Van Heksen en de Boze Vijand
Aernoudine Vande Raede - 1629

Germain Vandepitte

Aernoudine Vande Raede werd te Dudzele geboren omstreeks 1565 als dochter van Govaert. Ze huwde Pieter (H)Emmens, woonde een twintigtal jaren op Vlissegem voor ze zich in 1622 of 1623 te Brugge kwam vestigen.

Kinderen kreeg ze genoeg, want ze zette er elf op de wereld; maar het waren geen blijvers. Slechts één bleef in het leven en die werd in zijn achtste jaar nog gebrekkig ook, lam noemde men het. Vader Pieter overleed in 1627 en zo bleef Aernoudine achter met hare gebrekkige zoon Gillis, waarvoor ze de zorg had.
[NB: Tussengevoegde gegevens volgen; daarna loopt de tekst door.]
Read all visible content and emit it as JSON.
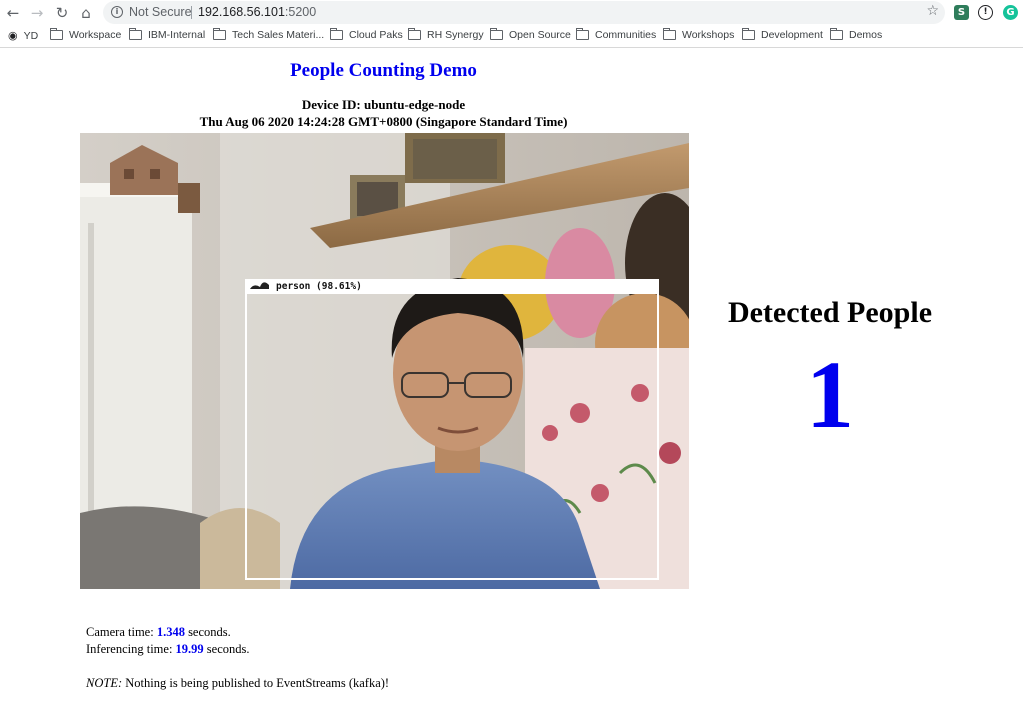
{
  "browser": {
    "security_label": "Not Secure",
    "url_host": "192.168.56.101",
    "url_port": ":5200"
  },
  "bookmarks": [
    {
      "label": "YD",
      "icon": "globe-icon"
    },
    {
      "label": "Workspace",
      "icon": "folder-icon"
    },
    {
      "label": "IBM-Internal",
      "icon": "folder-icon"
    },
    {
      "label": "Tech Sales Materi...",
      "icon": "folder-icon"
    },
    {
      "label": "Cloud Paks",
      "icon": "folder-icon"
    },
    {
      "label": "RH Synergy",
      "icon": "folder-icon"
    },
    {
      "label": "Open Source",
      "icon": "folder-icon"
    },
    {
      "label": "Communities",
      "icon": "folder-icon"
    },
    {
      "label": "Workshops",
      "icon": "folder-icon"
    },
    {
      "label": "Development",
      "icon": "folder-icon"
    },
    {
      "label": "Demos",
      "icon": "folder-icon"
    }
  ],
  "page": {
    "title": "People Counting Demo",
    "device_id": "Device ID: ubuntu-edge-node",
    "datetime": "Thu Aug 06 2020 14:24:28 GMT+0800 (Singapore Standard Time)"
  },
  "detection": {
    "label": "person (98.61%)",
    "title": "Detected People",
    "count": "1"
  },
  "stats": {
    "camera_label": "Camera time:",
    "camera_value": "1.348",
    "camera_unit": "seconds.",
    "inference_label": "Inferencing time:",
    "inference_value": "19.99",
    "inference_unit": "seconds.",
    "note_prefix": "NOTE:",
    "note_text": "Nothing is being published to EventStreams (kafka)!"
  },
  "colors": {
    "accent": "#0000ee"
  }
}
Moeder en zoon werden in september van het jaar 1629 opgepakt en in de gevangenis gestopt wegens aanklacht van toverij. Op de 17e september verschenen beiden in de Kamer.

Daar verklaarde het vrouwtje dat ze de kost won met spinnen en tussen de bedrijven door ook dienst deed als vroedvrouw. Zo had ze laatst nog twee soldatenvrouwen bijgestaan, die woonden nabij de Poermolen. De kinderen werden gedoopt in de O.-L.-Vrouwkerk. Verder had ze ook een of twee kinderbedden verzorgd bij de vrouw van Aernoud Scockaert; die kinderen werden gekerstend in de St.-Jacobskerk.
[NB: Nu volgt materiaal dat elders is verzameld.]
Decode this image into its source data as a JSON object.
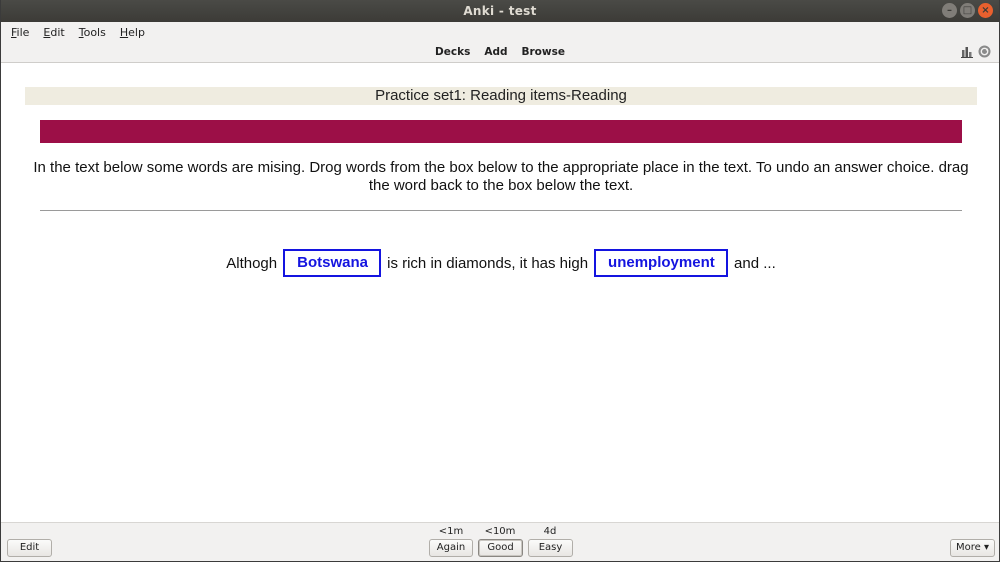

Van Vlissegem was ze hier komen wonen ten huize van Aernoud Scockaert in de Ezelstrate. Verder had ze nog gewoond in het "Blockstraetkin" bij Jan Muyshondt en op St.-Gillis in "'t cromme Gendthof". Tegenwoordig woonde ze achter "de Frerenmuer" (1).

Twee jaar geleden was haar man gestorven op "Nieuweghe" (2) toen hij van Nieuwpoort kwam. Hij geneerde zich met de tiendepachten.
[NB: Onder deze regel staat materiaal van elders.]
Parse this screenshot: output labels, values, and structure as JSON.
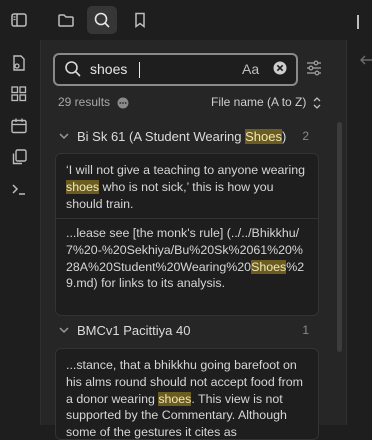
{
  "search": {
    "query": "shoes",
    "match_case_label": "Aa"
  },
  "results": {
    "count_label": "29 results",
    "sort_label": "File name (A to Z)"
  },
  "groups": [
    {
      "title_before": "Bi Sk 61 (A Student Wearing ",
      "title_match": "Shoes",
      "title_after": ")",
      "count": "2",
      "matches": [
        {
          "before": "‘I will not give a teaching to anyone wearing ",
          "match": "shoes",
          "after": " who is not sick,’ this is how you should train."
        },
        {
          "before": "...lease see [the monk's rule] (../../Bhikkhu/7%20-%20Sekhiya/Bu%20Sk%2061%20%28A%20Student%20Wearing%20",
          "match": "Shoes",
          "after": "%29.md) for links to its analysis."
        }
      ]
    },
    {
      "title_before": "BMCv1 Pacittiya 40",
      "title_match": "",
      "title_after": "",
      "count": "1",
      "matches": [
        {
          "before": "...stance, that a bhikkhu going barefoot on his alms round should not accept food from a donor wearing ",
          "match": "shoes",
          "after": ". This view is not supported by the Commentary. Although some of the gestures it cites as"
        }
      ]
    }
  ],
  "colors": {
    "highlight": "#6b5d22",
    "panel": "#262626",
    "background": "#1e1e1e"
  }
}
Wat was er nu van haar kunst om kinderen en andere personen te kunnen ziek maken? - Aernoudine, ' t menske, ontkende daarvan iets af te weten of dat te kunnen.

Maar het kind van Pieter Lenaert uit haar gebuurte was toch ziek geworden en gestorven? - Ze ontkende ooit dat kind te hebben aangeraakt of er te zijn bij geweest.

Bij haar thuis hadden ze maar heel wat verdachte zaken gevonden! - Daar was helemaal niets verdachts aan, replikeerde ze. Dat wat ze vonden in die houten schotel was azijn die ze kocht "in het Kethelkin". De asse die gevonden werd in een doek, was niets an­ders dan "vulderscalck" dat ze gebruikte om te schuren. Ze kreeg die kalk van Aernoud Scockaert. De groen uitgeslagen spelden die in de doos lagen, had haar zoon gevonden in oogst laatstleden. De olie in het glas kocht ze bij de weduwe van Augustyn Reynhout. Die "coucxkens ende de alseme int glas", kreeg ze van de Carmelietessen (3). Het dozeken peper kocht ze bij de "Portuguys" (4). Het "billet" tenslotte had ze al wel dertig jaar in haar bezit en ze kreeg het van Laureys Costere van Lissewege; en ze had er zich zeer wel mee bevonden in het baren van een van haar kinderen (5).

Gillis gaf te kennen dat hij 24 jaar oud was en geboortig van Vlissegem. Hij woonde bij zijn moeder die hem de kost gaf. Wie in feite zijn pastoor was, wist hij niet, want hij was nog nooit te biechte geweest.

Hoelang kende hij al de kunst om de kinderen aan te raken en ziek te maken? - Dat was wel al zes of zeven jaar, beweerde Gillis. Zijn moeder had hem dat geleerd toen ze nog op Vlissegem woonden.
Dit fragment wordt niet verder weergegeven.